Dienstag, 9. Februar 2016

Sich neu sortieren

Mein Vater, der im Jahr 2009 fast neunzigährig starb, hatte ein Lebensmotto. Wann immer sich jemand darüber beklagte, dass etwas nicht mehr so sei wie es war, sagte er mit ironisch verzogenen Mundwinkeln: "You have had it, brother." Mein Vater hatte nämlich vor dem Krieg eine ausgezeichnete Erziehung auf einem britschen Internat genossen. Und auch sonst hat er sein Leben so gestaltet, dass er sich später nie hat beklagen müssen. Er hat die halbe Welt gesehen, das Verkehrssystem seiner Stadt erneuert, war ständig in Bewegung und hatte viel für familiäre Werte und für seine Hunde übrig. Er war der Ingenieur, der Erfinder. Natürlich hatte er auch seine Schwächen und Fehler, aber de mortuis nihil bene.
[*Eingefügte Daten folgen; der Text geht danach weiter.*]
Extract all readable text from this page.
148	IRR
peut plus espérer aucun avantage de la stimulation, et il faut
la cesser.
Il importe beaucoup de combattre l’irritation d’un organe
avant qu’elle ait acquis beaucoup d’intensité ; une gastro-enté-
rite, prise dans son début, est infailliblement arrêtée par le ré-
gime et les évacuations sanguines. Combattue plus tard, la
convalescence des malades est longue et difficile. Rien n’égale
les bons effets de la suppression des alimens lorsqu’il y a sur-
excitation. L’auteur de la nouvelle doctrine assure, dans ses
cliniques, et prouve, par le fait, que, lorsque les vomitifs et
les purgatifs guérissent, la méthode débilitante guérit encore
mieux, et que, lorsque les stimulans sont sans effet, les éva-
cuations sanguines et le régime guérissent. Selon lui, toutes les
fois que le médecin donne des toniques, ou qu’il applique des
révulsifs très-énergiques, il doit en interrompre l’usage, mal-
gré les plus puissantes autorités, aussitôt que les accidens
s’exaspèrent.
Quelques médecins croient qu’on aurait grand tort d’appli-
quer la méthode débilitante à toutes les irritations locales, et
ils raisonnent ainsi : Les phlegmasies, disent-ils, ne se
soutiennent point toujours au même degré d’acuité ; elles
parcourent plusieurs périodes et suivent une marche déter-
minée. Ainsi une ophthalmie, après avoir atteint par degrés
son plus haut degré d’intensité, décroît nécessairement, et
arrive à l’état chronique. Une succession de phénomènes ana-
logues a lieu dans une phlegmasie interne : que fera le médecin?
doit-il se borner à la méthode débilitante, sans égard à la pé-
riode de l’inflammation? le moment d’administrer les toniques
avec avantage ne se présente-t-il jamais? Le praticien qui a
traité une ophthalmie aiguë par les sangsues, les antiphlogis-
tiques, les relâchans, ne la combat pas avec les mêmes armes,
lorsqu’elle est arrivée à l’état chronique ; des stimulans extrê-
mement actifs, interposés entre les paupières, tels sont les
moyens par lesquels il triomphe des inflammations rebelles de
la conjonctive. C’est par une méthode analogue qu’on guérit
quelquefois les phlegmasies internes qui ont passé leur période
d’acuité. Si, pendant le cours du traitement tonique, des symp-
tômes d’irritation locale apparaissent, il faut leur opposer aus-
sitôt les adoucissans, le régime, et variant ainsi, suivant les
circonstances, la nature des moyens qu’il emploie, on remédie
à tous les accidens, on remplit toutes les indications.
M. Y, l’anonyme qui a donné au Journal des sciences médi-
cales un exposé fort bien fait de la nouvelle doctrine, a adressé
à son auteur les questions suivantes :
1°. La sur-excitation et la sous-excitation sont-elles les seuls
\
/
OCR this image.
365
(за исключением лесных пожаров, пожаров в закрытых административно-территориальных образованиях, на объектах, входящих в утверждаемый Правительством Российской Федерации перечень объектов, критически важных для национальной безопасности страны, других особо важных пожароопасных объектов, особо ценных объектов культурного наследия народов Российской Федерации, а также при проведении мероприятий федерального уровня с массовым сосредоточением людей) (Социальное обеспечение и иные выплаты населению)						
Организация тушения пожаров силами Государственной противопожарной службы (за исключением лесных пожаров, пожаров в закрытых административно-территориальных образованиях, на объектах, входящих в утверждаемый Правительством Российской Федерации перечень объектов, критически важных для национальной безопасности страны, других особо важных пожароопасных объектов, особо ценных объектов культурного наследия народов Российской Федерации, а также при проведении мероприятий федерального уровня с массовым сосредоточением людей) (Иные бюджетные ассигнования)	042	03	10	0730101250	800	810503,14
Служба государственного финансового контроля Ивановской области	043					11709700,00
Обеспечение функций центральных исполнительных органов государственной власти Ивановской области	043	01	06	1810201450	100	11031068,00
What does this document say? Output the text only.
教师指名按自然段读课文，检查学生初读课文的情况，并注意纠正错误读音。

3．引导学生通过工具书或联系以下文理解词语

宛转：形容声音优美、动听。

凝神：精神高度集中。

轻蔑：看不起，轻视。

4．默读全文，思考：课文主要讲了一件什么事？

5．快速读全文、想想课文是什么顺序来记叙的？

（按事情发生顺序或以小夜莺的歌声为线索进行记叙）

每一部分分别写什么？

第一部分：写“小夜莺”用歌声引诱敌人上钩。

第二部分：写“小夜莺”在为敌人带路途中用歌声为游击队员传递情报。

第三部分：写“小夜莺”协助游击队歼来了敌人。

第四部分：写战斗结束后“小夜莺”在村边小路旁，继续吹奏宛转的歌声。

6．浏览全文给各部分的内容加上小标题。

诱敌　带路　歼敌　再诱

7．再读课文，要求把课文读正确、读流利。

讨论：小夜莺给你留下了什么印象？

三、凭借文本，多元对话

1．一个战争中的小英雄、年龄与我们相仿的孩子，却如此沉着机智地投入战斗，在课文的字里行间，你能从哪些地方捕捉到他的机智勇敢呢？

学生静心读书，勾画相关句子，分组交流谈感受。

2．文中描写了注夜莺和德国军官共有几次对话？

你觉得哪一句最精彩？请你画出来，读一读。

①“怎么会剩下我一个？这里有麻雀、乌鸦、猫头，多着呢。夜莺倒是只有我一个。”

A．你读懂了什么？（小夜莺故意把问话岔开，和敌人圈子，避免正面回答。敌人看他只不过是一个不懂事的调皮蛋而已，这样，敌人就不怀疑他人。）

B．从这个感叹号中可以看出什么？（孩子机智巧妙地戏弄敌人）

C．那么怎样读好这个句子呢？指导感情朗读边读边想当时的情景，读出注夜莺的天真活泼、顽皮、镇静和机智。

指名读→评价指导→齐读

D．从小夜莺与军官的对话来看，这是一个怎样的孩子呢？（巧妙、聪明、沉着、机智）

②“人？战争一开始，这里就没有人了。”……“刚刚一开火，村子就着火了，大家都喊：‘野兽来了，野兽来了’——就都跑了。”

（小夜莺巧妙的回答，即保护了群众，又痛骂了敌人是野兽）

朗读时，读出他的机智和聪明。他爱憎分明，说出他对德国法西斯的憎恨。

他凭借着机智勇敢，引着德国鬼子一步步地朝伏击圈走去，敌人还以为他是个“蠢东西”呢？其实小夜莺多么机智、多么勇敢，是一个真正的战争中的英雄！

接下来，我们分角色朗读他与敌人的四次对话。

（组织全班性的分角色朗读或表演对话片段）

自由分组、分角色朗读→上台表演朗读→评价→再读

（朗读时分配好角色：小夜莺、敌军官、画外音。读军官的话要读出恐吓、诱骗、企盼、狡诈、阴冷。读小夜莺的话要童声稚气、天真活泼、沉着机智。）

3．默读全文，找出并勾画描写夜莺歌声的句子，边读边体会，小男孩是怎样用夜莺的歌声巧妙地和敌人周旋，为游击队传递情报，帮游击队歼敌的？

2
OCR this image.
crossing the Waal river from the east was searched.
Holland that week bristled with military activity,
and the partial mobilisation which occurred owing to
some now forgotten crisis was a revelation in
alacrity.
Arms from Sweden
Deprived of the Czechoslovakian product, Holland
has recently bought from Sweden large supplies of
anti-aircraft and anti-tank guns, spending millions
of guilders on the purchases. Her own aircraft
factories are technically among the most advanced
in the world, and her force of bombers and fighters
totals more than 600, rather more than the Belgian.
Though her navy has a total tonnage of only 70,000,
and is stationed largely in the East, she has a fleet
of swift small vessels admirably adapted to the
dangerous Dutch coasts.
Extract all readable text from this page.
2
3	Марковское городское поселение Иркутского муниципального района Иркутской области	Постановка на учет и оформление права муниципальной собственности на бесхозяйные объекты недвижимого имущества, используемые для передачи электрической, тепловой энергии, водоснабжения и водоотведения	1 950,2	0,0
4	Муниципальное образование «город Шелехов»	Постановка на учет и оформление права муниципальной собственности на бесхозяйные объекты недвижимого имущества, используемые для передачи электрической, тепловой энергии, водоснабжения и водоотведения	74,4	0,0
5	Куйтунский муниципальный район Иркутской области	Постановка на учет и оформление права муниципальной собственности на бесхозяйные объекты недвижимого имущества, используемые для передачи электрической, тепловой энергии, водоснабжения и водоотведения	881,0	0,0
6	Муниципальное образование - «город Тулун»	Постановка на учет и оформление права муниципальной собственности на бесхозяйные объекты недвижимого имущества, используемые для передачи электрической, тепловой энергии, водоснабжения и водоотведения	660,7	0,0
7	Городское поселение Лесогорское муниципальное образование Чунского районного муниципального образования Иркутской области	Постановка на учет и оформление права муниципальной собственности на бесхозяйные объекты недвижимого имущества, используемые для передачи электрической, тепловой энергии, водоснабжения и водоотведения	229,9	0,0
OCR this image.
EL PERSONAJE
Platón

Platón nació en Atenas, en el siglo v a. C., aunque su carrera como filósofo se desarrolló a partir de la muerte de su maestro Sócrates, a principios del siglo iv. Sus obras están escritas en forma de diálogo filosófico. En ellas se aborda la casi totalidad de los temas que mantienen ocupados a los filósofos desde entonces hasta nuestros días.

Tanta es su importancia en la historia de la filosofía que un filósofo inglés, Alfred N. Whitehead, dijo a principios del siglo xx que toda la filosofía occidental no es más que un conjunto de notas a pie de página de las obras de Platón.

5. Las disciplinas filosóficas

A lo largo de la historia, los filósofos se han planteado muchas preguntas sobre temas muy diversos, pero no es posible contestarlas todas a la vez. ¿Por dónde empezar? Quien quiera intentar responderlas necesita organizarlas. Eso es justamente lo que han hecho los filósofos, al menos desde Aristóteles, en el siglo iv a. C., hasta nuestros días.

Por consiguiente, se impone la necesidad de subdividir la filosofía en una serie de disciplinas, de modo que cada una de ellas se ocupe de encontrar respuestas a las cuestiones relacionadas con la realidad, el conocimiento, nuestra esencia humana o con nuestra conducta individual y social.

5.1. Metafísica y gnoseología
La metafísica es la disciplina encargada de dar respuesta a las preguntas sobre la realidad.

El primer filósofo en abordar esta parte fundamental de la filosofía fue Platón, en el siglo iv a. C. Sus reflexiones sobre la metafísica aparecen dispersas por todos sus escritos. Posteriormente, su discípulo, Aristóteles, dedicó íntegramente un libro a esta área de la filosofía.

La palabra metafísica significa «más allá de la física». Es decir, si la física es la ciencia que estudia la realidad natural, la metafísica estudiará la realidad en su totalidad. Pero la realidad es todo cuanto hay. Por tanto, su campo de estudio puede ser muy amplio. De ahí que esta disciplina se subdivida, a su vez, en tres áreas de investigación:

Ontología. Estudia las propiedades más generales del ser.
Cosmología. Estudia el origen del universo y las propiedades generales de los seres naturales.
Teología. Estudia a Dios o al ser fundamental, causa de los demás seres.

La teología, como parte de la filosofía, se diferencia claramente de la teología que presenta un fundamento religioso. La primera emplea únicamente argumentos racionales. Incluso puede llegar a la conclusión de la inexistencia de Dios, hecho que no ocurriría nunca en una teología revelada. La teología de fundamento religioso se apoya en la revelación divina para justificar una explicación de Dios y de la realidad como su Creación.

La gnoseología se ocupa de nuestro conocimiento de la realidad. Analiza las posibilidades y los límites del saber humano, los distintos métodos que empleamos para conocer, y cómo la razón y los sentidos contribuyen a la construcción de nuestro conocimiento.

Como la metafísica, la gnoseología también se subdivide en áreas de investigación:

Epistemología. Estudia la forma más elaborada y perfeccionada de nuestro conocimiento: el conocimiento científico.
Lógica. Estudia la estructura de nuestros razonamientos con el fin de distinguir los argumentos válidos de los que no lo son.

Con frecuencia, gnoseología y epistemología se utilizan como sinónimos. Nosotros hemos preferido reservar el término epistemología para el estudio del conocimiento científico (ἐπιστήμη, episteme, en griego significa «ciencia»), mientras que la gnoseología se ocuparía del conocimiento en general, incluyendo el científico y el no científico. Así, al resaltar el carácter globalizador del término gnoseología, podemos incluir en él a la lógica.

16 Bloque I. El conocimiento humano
Er hat sein Leben gehabt wie auch ich. Auch ich habe die halbe Welt gesehen, habe vielen Menschen geholfen, ihr Leben besser zu sortieren, eine Familie, Beziehungen und Freunde gehabt, ein Kind aufgezogen, jahrelang an einer poltischen Bewegung teilgenommen, unzählige Zeitungsartikel geschrieben sowie an die zehn Bücher und unzählige Beiträge in den sozialen Medien veröffentlicht. Zeit, mal wieder eine kurze Bilanz zu ziehen. Das Haus ist besorgt und renoviert, der Garten ist fertig, eine familiäre Angelegenheit steht kurz vor dem Abschluss und die Katzen, die mich im letzten halben Jahr beschäfigten, haben sich mehr oder weniger zurückgezogen (die schwarze Powerkatze hat in eine Zitrone gebissen, die draußen zum Zeichen lag, dass es keinen gedeckten Katzentisch mehr geben wird, und sich geschüttelt). Ich habe alle meine Printbücher auf Stapeln in Buchhandlungen und meine Ebooks in den Shops von Weltbild, Thalia, Osiander usw. und Amazon gesehen. Es gibt Projekte, die anzugehen wären, es gibt soziale Kontakte, die aktiviert werden könnten. Aber ich bin noch in einem Vakuum. Es drängt jetzt nichts mehr, es soll sich entwickeln, so wie es sich richtig anfühlt. Das Schreiben ist als wesentliche Größe geblieben. Aber es nützt nichts, in derselben Schnelligkeit wie bisher Bücher zu fabrizieren. Das Schreiben ist Lebenselixier und erträgt keinen Druck. Vorbildlich ist für mich der gerade verstorbene Roger Willemsen. Der hat alles, was er gemacht hat, das Schreiben von Büchern, das Reisen, die Auftritte und Sendungen, die Interviews mit einer seltenen Hingabe an den Augenblick getan. Das ist seine Hinterlassenschaft für mich, an die ich mich immer wieder gern erinnern werde.